/federated_pca

Federated Principal Component Analysis Revisited!

Primary LanguageMATLABGNU General Public License v3.0GPL-3.0

Federated Principal Component Analysis Revisited!

In this work, we present a federated, asynchronous, and (ε, δ)-differentially private algorithm for PCA in the memory-limited setting. Our algorithm incrementally computes local model updates using a streaming procedure and adaptively estimates its r leading principal components when only O(dr) memory is available with d being the dimensionality of the data. We guarantee differential privacy via an input-perturbation scheme in which the covariance matrix of a dataset X of Rd x n is perturbed with a non-symmetric random Gaussian matrix with variance in O((d/n)2 log(d)), thus improving upon the state-of-the-art. Furthermore, contrary to previous federated or distributed algorithms for PCA, our algorithm is also invariant to permutations in the incoming data, which provides robustness against straggler or failed nodes. Numerical simulations show that, while using limited-memory, our algorithm exhibits performance that closely matches or outperforms traditional non-federated algorithms, and in the absence of communication latency, it exhibits attractive horizontal scalability.

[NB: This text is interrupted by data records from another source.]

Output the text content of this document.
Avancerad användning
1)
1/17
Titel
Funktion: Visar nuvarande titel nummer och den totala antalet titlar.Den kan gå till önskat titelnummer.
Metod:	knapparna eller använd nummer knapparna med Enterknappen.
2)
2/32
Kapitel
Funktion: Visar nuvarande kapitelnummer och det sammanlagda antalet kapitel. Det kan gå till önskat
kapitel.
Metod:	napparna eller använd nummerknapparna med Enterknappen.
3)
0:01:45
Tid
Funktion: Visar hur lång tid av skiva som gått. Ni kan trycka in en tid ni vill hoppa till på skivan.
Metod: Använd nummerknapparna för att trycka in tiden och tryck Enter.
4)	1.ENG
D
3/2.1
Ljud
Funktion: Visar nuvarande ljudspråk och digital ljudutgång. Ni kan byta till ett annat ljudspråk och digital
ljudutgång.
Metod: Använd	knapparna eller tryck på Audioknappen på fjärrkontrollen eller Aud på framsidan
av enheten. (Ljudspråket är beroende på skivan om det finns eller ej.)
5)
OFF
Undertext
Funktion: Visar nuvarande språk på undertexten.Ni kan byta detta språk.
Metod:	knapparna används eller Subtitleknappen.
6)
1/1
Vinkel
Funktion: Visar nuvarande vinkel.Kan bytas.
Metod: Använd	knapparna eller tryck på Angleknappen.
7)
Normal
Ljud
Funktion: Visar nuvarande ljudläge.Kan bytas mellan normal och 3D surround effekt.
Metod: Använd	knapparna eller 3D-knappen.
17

For more details, please check out the full paper here.

Requirements

The code is generally self-contained and all datasets are included or generated thus, in theory, just having Matlab
installed should be more than enough. It has to be noted though that due the recent Matlab changes on how it handles character and string arrays you should use a recent version of it -- the code was developed and tested in R2020a (build 9.8.0.1380330) but was tested also on versions 2018{a,b} and 2019{a,b}; moreover, to address different OSes, care has been taken so that this code runs without any problems both on Windows-based machines and Unix-based ones.

Comparisons

In this instance we perform comparisons using both synthetic and real datasets with and without input perturbation masks. All our experiments were computed on a workstation using an AMD TR 1950X CPU with 16 cores at 4.0GHz, 128 GB 3200 MHz DDR4 RAM, and Matlab R2020a (build 9.8.0.1380330), as mentioned previously.

With perturbation masks

Our main goal in this bit of the evaluation is to gauge how close the performance of our scheme is to MOD-SuLQ.

Real datasets

To quantify the loss with the application of differential private that our scheme has we compare the quality of the projections using the MNIST and Wine quality datasets which contain, respectively, 10000 labelled images of handwritten digits (test-set) and physicochemical data for 6498 variants of red and white wine. To retrieve our baseline we performed the full-rank PCA on the MNIST and (red) Wine datasets and retrieved the first and second principal components. Then, on the same datasets, we applied Federated PCA (F-PCA) with rank estimate r=6, block size b=25, and differential privacy budget of (ε, δ)=(0.1, 0.1). We also used MOD-SuLQ using the same rank and DP budget as we did for F-PCA.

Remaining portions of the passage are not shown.